Martian crater named after Azerbaijani astrophysicist A historical overview on Caliber.Az
Azerbaijani science has long been renowned for its outstanding representatives. One of the fields where our scientists have consistently achieved significant results is astrophysics. Over decades of diligent work in this area, a strong research foundation has been established, with names known far beyond the country’s borders. One such scientist was Nadir Ibrahimov — a man whose work was recognised internationally and whose name today graces a crater on the surface of Mars.
Nadir Ibrahimov was born in 1932 in a village in the Guba district of Azerbaijan, in a craftsman’s family. He received his secondary education in his native Guba. Even in his youth, showing an interest in exact sciences, he graduated in 1956 from the Faculty of Physics and Mathematics at Azerbaijan State University (now Baku State University).
His diploma supervisor was the renowned Soviet and Azerbaijani astronomer, USSR State Prize laureate, and academician Hajibay Sultanov. It was Sultanov who played a key role in shaping Ibrahimov as a scientist by inviting him to work in the astrophysics sector of the Academy of Sciences of the Azerbaijan SSR.
Working at the Academy marked the beginning of a fruitful scientific career for Ibrahimov. His diploma thesis also became his first scientific publication — an article included in the collection Ephemerides of Minor Planets for 1959. This was a significant step, demonstrating the young scientist’s early involvement in important research.
To deepen his scientific activity, Ibrahimov was sent on assignment to the Kharkiv Observatory. There, in 1966, he defended his Candidate of Sciences dissertation titled Integral Spectrophotometry of Mars under the supervision of the renowned astronomer Nikolai Barabashov. This work, dedicated to the spectral features of the Red Planet, became an important contribution to the development of planetary astronomy and earned high praise from the scientific community.
After returning to Azerbaijan, Ibrahimov began working at the Shamakhi Astrophysical Observatory. At the suggestion of Academician Sultanov, he focused his research on the planets of the Solar System, with particular attention to Mars.
In 1971, Ibrahimov and his colleagues were the first to record the absence of yellow clouds and the appearance of violet clouds on the morning and evening edges of the planet’s disk. Additionally, he established the constant presence of aerosol “clumps” in the atmosphere of Mars — a discovery later confirmed by other methods and observations.
Ibrahimov’s range of interests extended far beyond a single planet. In the same year, 1971, he was appointed head of the Planetary Physics Laboratory. There, he continued his research, turning his attention to Uranus and Neptune.
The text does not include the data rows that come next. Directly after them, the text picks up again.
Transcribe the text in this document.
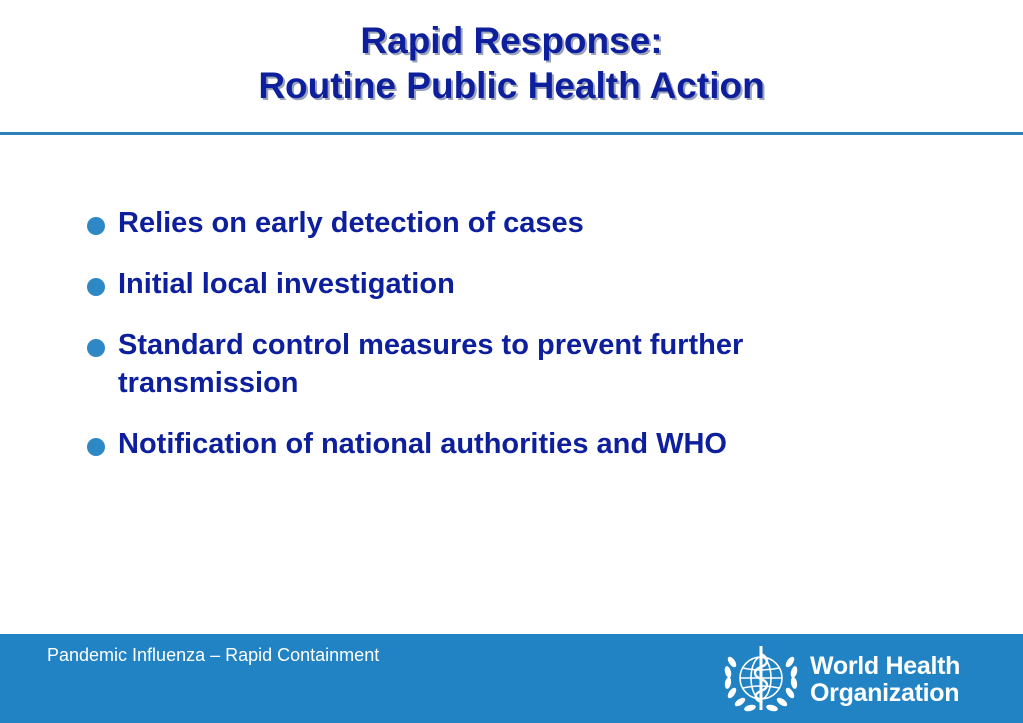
Rapid Response:
Routine Public Health Action
Relies on early detection of cases
Initial local investigation
Standard control measures to prevent further transmission
Notification of national authorities and WHO
Pandemic Influenza – Rapid Containment	World Health
Organization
Together with Adalat Atai, he was the first to determine the equivalent thickness of methane in the cloud layer of Uranus’s atmosphere — another scientific achievement ahead of its time.
Unfortunately, Nadir Ibrahimov passed away too early — at the age of 45. Although his scientific career was cut short at its peak, the contribution he managed to make was truly significant. His research, especially in the study of Mars and the giant planets, was later confirmed using modern methods, including data from automated interplanetary probes.
Ibrahimov’s work received high international recognition without delay. In August 1982, at a session of the General Assembly of the International Astronomical Union, a decision was made to name one of the craters on the surface of Mars after “Ibrahimov.” This was not only a tribute to the merits of the Azerbaijani scientist but also a symbolic acknowledgement of our country’s contribution to the exploration of space.
The naming of the Ibrahimov crater on Mars is a vivid example of how work born at the Shamakhi Observatory has become part of global scientific history. His studies not only deepened the understanding of the planets in the Solar System but also cemented the authority of the Azerbaijani school of astrophysics on the world stage.